Wednesday, October 20, 2010

Sensemaking and The Librarian-Teacher

Perhaps this isn't the appropriate stance for a prospective librarian to be, but I feel like we're more embedded in the "information as a thing" school, rather than the "information as a evolutionary process" school. Obviously a person coming to us trying to use information to grow, reassess old information and provide pathways to new information would come to a librarian. Regardless of what we do, we direct that evolution in the method we use to help them get their information, which information they get, and which information they don't get.

It's a problem I met when I was working on my circulation building exercise. I found information I considered to be not merely irrelevant but dangerously erroneous, and could I really be considered to be informing them on Islam if I gave them a book titled "How Islam is Destroying America" full of fearmongering and deliberate misinformation?

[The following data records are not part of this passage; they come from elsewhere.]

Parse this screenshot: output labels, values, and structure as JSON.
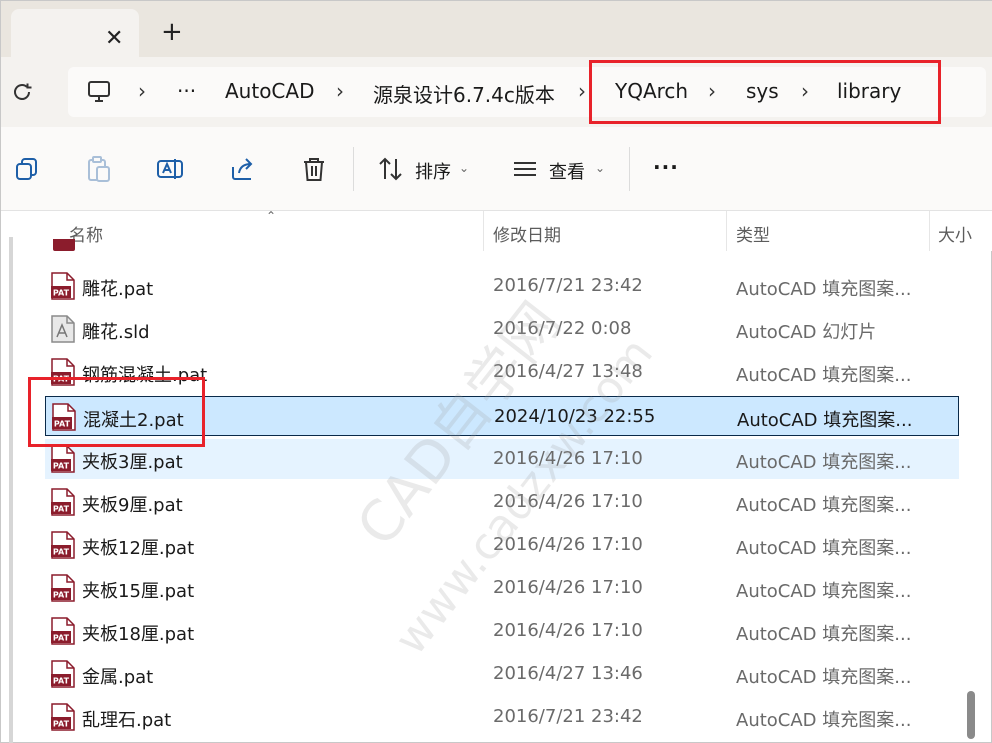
{
  "tab": {
    "close_glyph": "✕",
    "new_glyph": "+"
  },
  "address": {
    "refresh_icon": "refresh-icon",
    "computer_icon": "computer-icon",
    "ellipsis": "···",
    "crumbs": [
      "AutoCAD",
      "源泉设计6.7.4c版本",
      "YQArch",
      "sys",
      "library"
    ],
    "separator": "›"
  },
  "toolbar": {
    "sort_label": "排序",
    "view_label": "查看",
    "more_label": "···"
  },
  "columns": {
    "name": "名称",
    "date": "修改日期",
    "type": "类型",
    "size": "大小"
  },
  "files": [
    {
      "name": "雕花.pat",
      "date": "2016/7/21 23:42",
      "type": "AutoCAD 填充图案...",
      "icon": "pat"
    },
    {
      "name": "雕花.sld",
      "date": "2016/7/22 0:08",
      "type": "AutoCAD 幻灯片",
      "icon": "sld"
    },
    {
      "name": "钢筋混凝土.pat",
      "date": "2016/4/27 13:48",
      "type": "AutoCAD 填充图案...",
      "icon": "pat"
    },
    {
      "name": "混凝土2.pat",
      "date": "2024/10/23 22:55",
      "type": "AutoCAD 填充图案...",
      "icon": "pat"
    },
    {
      "name": "夹板3厘.pat",
      "date": "2016/4/26 17:10",
      "type": "AutoCAD 填充图案...",
      "icon": "pat"
    },
    {
      "name": "夹板9厘.pat",
      "date": "2016/4/26 17:10",
      "type": "AutoCAD 填充图案...",
      "icon": "pat"
    },
    {
      "name": "夹板12厘.pat",
      "date": "2016/4/26 17:10",
      "type": "AutoCAD 填充图案...",
      "icon": "pat"
    },
    {
      "name": "夹板15厘.pat",
      "date": "2016/4/26 17:10",
      "type": "AutoCAD 填充图案...",
      "icon": "pat"
    },
    {
      "name": "夹板18厘.pat",
      "date": "2016/4/26 17:10",
      "type": "AutoCAD 填充图案...",
      "icon": "pat"
    },
    {
      "name": "金属.pat",
      "date": "2016/4/27 13:46",
      "type": "AutoCAD 填充图案...",
      "icon": "pat"
    },
    {
      "name": "乱理石.pat",
      "date": "2016/7/21 23:42",
      "type": "AutoCAD 填充图案...",
      "icon": "pat"
    }
  ],
  "pat_icon_text": "PAT",
  "watermark": {
    "line1": "CAD自学网",
    "line2": "www.cadzxw.com"
  },
  "colors": {
    "accent_red": "#e8222a",
    "selected_bg": "#cce8ff",
    "hover_bg": "#e5f3ff",
    "pat_icon": "#8b1c2c"
  }
}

Working in a library, the question asked most often of me (as a glorified receptionist) is "I don't know what I need to know". This is also the question I remember asking a lot as a kid, and even trying to do research projects. A patron trying to build a bridge may not know what a bridge is, so to speak.

Of the three methods laid out in the "User Centered Information Service" article, I think Cthulhu's method is the best. Kulthau, I was close. Morris describes it as the most specific, and it is, but as an overarching methodology (learning how to draw a cat by watching Kulthau draw a pony, metaphorically) learning to recognize different stages in your patron's research and help them accordingly strikes me as the most valuable, and not merely because it was the only one I could easily understand.